Eight walks, eleven strikeouts
Stranger things, indeed
This...was a weird one, folks. Carlos Martinez started for the Cardinals, and he was just...off from the start. He walked the first two Yankee hitters, then threw a passed ball to Chris Carter that allowed the runners to advance. Martinez eventually struck out Carter and the next hitter, Jacoby Ellsbury, but threw a wild pitch to Starlin Castro, allowing Gardner to score. He walked Castro, walked Chase Headley, then struck out future hall-of-famer Greg Bird looking. At the end of the first inning, Carlos had thrown 37 pitches, walked four, and struck out the side. No balls put in play, but a run scored. It only got weirder from there.
The second inning was oddly familiar, if somewhat upside-down: this time, Martinez struck out the first two batters, but then walked the next two (incidentally, the SAME two batters he walked in the first inning). He struck out Carter again to end the inning. If you’re keeping score at home, that’s six walks and six strikeouts through two innings pitched, and the start of a Edwin Jackson-style no hitter.
The next few innings were uneventful, if not still sort of bizarre. Martinez struck out two in the third, two in the fourth, and poor Chris Carter again in the fifth, but walked two more in that frame. After five innings, he’d thrown 110 pitches, walked eight hitters, and - unbelievably - Matheny sent him back out to start the sixth inning. Luckily, the Cardinals had someone warming in the bullpen in case he got into trouble. HAHA JUST KIDDING. Of course no one was warming. What team have you been watching for the last five years?
The first hitter of the sixth, Ronald Torreyes, hit a high fly ball to shallow left center field, and it seemed like Grichuk, Diaz, or possibly even Fowler could have caught it, so of course no one did. It seemed like Grichuk and Diaz couldn’t find it, and Fowler didn’t realize until it was too late that the others were just standing around like ¯\_(ツ)_/¯. So the ball dropped in for a hit, and Torreyes hustled into second base. The ball beat him, but he (maybe?) managed to avoid the tag with some Matrix moves. You guys will just have to watch it for yourselves here.
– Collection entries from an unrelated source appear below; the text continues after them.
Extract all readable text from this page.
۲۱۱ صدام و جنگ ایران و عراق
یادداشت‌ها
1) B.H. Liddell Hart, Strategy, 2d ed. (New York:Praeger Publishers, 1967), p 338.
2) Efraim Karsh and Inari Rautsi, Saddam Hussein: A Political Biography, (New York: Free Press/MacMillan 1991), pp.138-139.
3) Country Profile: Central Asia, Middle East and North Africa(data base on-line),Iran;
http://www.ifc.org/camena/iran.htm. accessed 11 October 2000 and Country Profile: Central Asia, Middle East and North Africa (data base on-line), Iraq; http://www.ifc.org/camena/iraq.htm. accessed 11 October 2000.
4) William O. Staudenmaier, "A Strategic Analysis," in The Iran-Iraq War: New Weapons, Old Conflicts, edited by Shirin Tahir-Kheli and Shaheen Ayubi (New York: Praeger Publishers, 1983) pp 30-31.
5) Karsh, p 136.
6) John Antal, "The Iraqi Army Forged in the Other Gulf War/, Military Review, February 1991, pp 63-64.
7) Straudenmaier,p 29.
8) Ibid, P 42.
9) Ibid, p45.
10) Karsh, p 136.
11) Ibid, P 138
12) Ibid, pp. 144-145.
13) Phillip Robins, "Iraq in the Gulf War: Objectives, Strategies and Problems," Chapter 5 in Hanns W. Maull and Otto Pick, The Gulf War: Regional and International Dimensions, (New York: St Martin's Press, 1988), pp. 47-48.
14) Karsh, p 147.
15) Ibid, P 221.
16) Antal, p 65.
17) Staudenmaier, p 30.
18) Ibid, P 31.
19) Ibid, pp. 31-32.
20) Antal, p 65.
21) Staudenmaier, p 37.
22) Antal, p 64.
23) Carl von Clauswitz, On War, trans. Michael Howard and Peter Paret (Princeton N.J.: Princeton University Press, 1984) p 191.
P.S. per Statcast, that ball had a 99% catch rate for Grichuk and 94% for Fowler.
After a fielder’s choice allowing a runner to score, a throwing error by Carlos allowing a runner to get to second, and a single that scored the Yankees’ third run, Martinez was relieved by Brett Cecil. His final line: 5.1 IP, 2 R, 4 H 8(!) BB, 11 SO, 118 pitches thrown.
Jedd Gyorko and Stephen Piscotty hit two solo home runs in the later innings, but they weren’t enough to best the Yankees. The Cardinals lost 3-2, bringing them to a paltry 3-8 on the season.
1. For unknown reasons, outfielder Jose Martinez started the game at first base. First baseman Matt Adams, who has been starting in the outfield, sat on the bench today (fair enough, against the left-handed C.C. Sabathia). But this is just another notch on the belt of head-scratching moves that have defined this young 2017 season. Martinez had a hit today, but also made a completely understandable error playing out of position.
2. Matt Carpenter was the DH today. He could have easily played first base while Martinez DHed, if Matheny wanted to go with a mostly right-handed hitting lineup. I can’t honestly understand why he didn’t do that. Carpenter had a day off already earlier in the week. This is the 11th game of the season. I’m at a loss.
3. Molina seemed off today, too. One of the errant pitches in the first inning was scored a wild pitch, but still something we’d expect to see Molina get to (or, to which we’d expect to see Molina get, for you grammar nerds). The passed ball looked stoppable, as well. The Yankees ran against Molina like they’d never heard of him before, swiping two bases in succession in the third inning. Couple all of this with his half-assed non-catch on Kolten Wong’s unnecessary throw to the plate in last night’s loss, and you have to wonder - how much longer is he really going to be elite defensively? Is he even elite anymore at all?
4. If you’re wondering whether Carlos got squeezed a little today, the answer is yes, he probably did, at least against LHH:
I count four obvious strikes called balls, and at least five borderline calls. Still, look at all those triangles that are just nowhere near the zone. The RHH looks more fair, with only two borderline calls that did not go Carlos’ way.
Adam Wainwright and Michael Pineda square off tomorrow at 8:05 ET for ESPN’s Sunday Night Baseball, as the Cardinals look (hope? pray? do a rain dance?) for their fourth win. Happy Easter, everyone.